After the memorial, my uncles got out their acoustic guitars and played joyous music for all to hear. We filled the porch from one end to the other, sweating, crying, and laughing. The covered front porch on the old family home stretches the width of the house, cooling off all who enjoy the creaky old porch swing and colorful lawn chairs. That day stretched on until night, until only a few were left, soaking up as much togetherness as possible before returning to their everyday lives. We decided to explore the back acreage that held a very small muddy pond, hidden in brush, tall grass, and trees. I in a skirt and barefoot, took off running. I hadn’t visited that old pond since I was in middle school. I couldn’t wait to see if it had changed. The tall grass and brush scratched my legs and feet, but I didn’t care. I ran as hard and fast as I could, dodging fallen trees, and large branches. When I reached the pond it was completely surrounded in trees and tall brush. I ran around to the back side and found an entrance, where I immediately stuck my toes in the mud and waded around in the water. When my family caught up with me they chided me reminding me of what kind of creatures could be lurking in the muddy water and mud. I ignored them while I closed my eyes soaking up every childhood memory I could that included this pond, this land, this house, and all the family in it.

It really was a pleasant memorial, but my nightmare was not. My mom was in attendance.
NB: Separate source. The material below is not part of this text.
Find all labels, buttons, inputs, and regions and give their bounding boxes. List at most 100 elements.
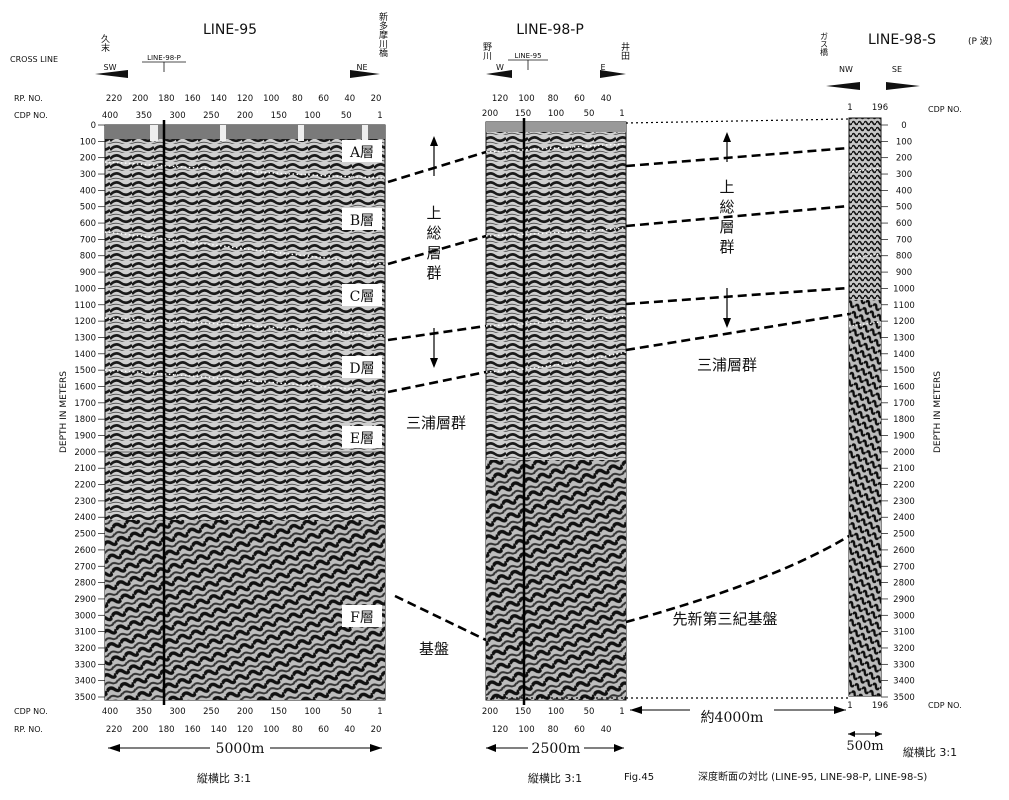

She took her spot during the memorial right up by her ashes, just standing there, smiling, wearing an orange sundress; her favorite. When it was over, we hugged and laughed, catching up as if she were back. Her hair was long and brown with no gray that flowed down her back and covered her shoulders; her eyes large and shining, and her skin lightly tanned and flawless, not a wrinkle in sight. She looked young and happy. That’s all I remember from the nightmare but now that I focus on it a little more I realize it wasn’t a nightmare after all. It’s not my favorite dream, but it was pleasant in a way that I got to see my mom happy and healthy, looking really beautiful. It’s been a long time since I saw that.